Saturday, February 28, 2009

The Misplaced Enjoyment Of Money

The love of money is a dangerous thing, when laced with the wrong motivations for actually loving it. To be truthful, I'm not even sure it's possible to love money itself in a "correct" way, since it's really money's buying power that is attractive. In fact, money left unspent is just a large pool of potential, and stays as potential until actually spent.

Of course, it's also true that money kept in reserve has its uses, such as for unforeseen crises. Such as sudden unemployment, illness or something of the sort. It pays to keep such a reserve. Yet the reserve provides such comfort that some have transferred their enjoyment from the items money is spent on, to actually watching their bank accounts grow. From an individual's perspective, that really makes little sense since they'd be quite unable to enjoy those funds once they're old and infirm, or if they suddenly die.

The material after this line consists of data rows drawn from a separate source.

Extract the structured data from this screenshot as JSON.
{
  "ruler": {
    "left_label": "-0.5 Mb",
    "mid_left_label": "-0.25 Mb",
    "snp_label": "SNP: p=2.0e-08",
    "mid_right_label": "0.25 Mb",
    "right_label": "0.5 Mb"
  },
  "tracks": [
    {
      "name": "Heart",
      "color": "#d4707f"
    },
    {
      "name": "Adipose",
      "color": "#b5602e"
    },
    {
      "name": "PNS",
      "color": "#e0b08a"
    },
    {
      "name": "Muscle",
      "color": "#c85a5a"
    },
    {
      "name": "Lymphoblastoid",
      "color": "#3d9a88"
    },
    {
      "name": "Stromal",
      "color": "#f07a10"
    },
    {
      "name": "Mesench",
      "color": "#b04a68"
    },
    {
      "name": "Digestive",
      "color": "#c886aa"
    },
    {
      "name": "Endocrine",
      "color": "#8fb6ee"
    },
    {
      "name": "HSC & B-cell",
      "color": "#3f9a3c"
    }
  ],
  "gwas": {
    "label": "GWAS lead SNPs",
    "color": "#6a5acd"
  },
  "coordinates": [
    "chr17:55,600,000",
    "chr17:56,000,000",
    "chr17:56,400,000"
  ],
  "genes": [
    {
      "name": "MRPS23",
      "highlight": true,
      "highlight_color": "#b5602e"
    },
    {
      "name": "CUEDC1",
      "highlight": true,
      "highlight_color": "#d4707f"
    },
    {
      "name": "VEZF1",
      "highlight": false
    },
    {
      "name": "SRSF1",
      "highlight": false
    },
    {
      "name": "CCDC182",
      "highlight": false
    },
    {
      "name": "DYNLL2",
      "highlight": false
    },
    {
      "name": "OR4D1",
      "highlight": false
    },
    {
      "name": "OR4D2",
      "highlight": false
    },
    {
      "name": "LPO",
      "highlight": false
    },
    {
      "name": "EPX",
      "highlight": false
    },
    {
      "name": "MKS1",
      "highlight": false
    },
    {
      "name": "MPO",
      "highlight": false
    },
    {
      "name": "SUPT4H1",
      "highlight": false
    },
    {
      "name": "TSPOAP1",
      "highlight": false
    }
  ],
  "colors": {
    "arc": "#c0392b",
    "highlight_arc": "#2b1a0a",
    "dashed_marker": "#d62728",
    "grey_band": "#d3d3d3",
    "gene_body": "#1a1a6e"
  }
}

Sometimes I wonder at those who just love watching their accounts grow (while not actually saving for anything, like a crisis fund or the next really big ticket purchase like housing). For those, wouldn't it simply make more sense to just program a number simulation that constantly ticks up the amount of money in a virtual bank account? After all, given their spending habits, they'd never spend enough to realize that the numbers are fake, so all they get would be pure, unadulterated satisfaction.